Galiba, kısa pantorlu çocuk olmayı özledim.



Sen, çocukluğumun hasreti,

Sen, gençliğimin sevdası.

Sen, benim iki gözümsen Diyarbekir.

Çok özledim, kendimi sende.

Özlemim hapis kaldı, çok yıllar öncesinde.

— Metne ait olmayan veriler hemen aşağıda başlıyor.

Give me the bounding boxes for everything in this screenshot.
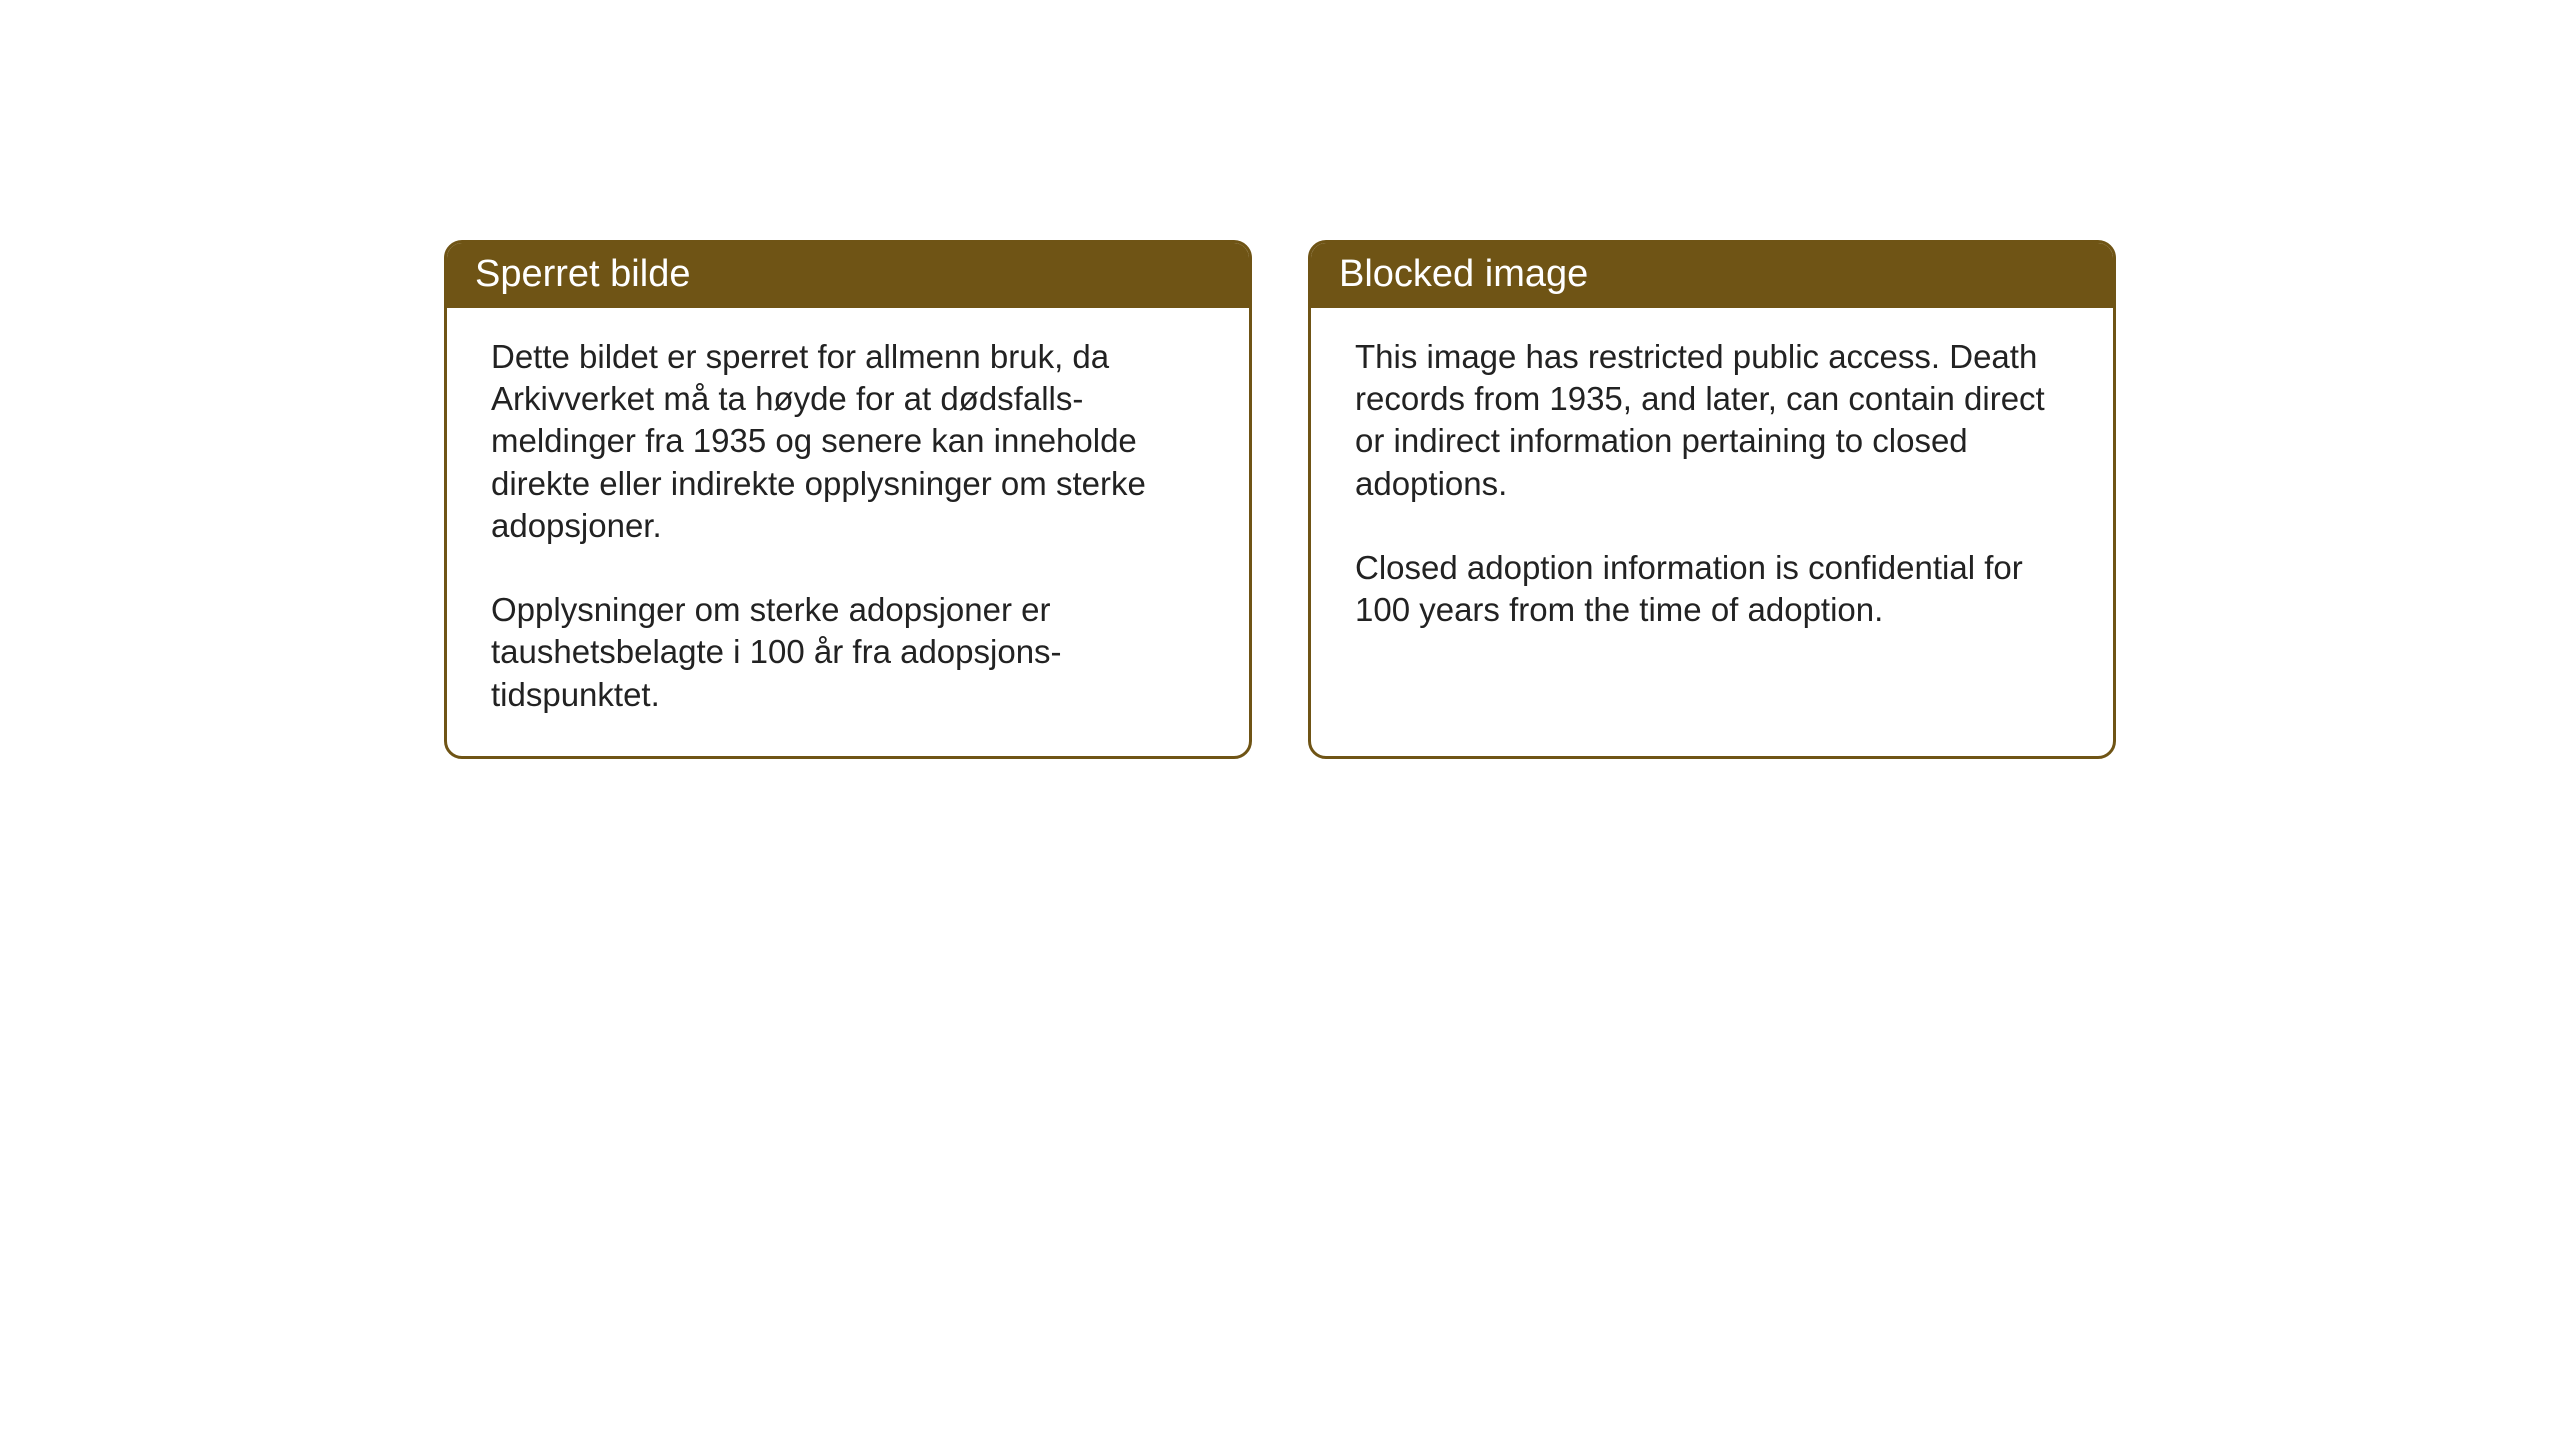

Uzaktayım diye, bana kızma ne olur,

Senin kıymetini sanma bılmiyem?

Kim, kendi ögünden gider ki uzaklara,

Kader atmış bizleri,

Hatırsız, tanışsız, yalavuz buralara.

Gettin ki tez gelesen diyorsun,

Tez gelişin, bumudur diye sitemin var.

Ne desen, ne söylesen haklısın,

Ben suçumu bıliyem.

Ayrılırken, başlayan yürek acısı,

Dinmedi, yekinın olsun.

Eger ki, ben ki benem.

Bekle beni, tez zamanda, ayağımnan geliyem.

Yok, eger gelemezsem,

Sahan söz, sahan yemin,

Yer aç bahan, bir kişilik Mardinkapı’nda,

El üstünde geliyem.





Mart_2010



Saygılarımla

Ecz.Abdulkadir Nur GÖRDÜK



Diyarbakır ağzı ve karşılıkları

Mezğan: Birden fazla ailenin yaşadığı büyük avlulu ev

Leçek: Kadınların kullandığı bir çeşit başörtüsü

Şubare: Bebek başlığı

Kuşhana: Büyükçe tencere

Künci: Susam

Meftune: Yemek adı

Patile: Peynirli gözleme

Sıtare: Tahtın çevresine sarılan bezden korunak.

Yekin: Emin ol, inan anlamında kullanılan bir yemin sözü.

Pantor: Pantalon

Yalavuz: Yalnız

Dereg: Dükkânda bulunan raf, çekmece.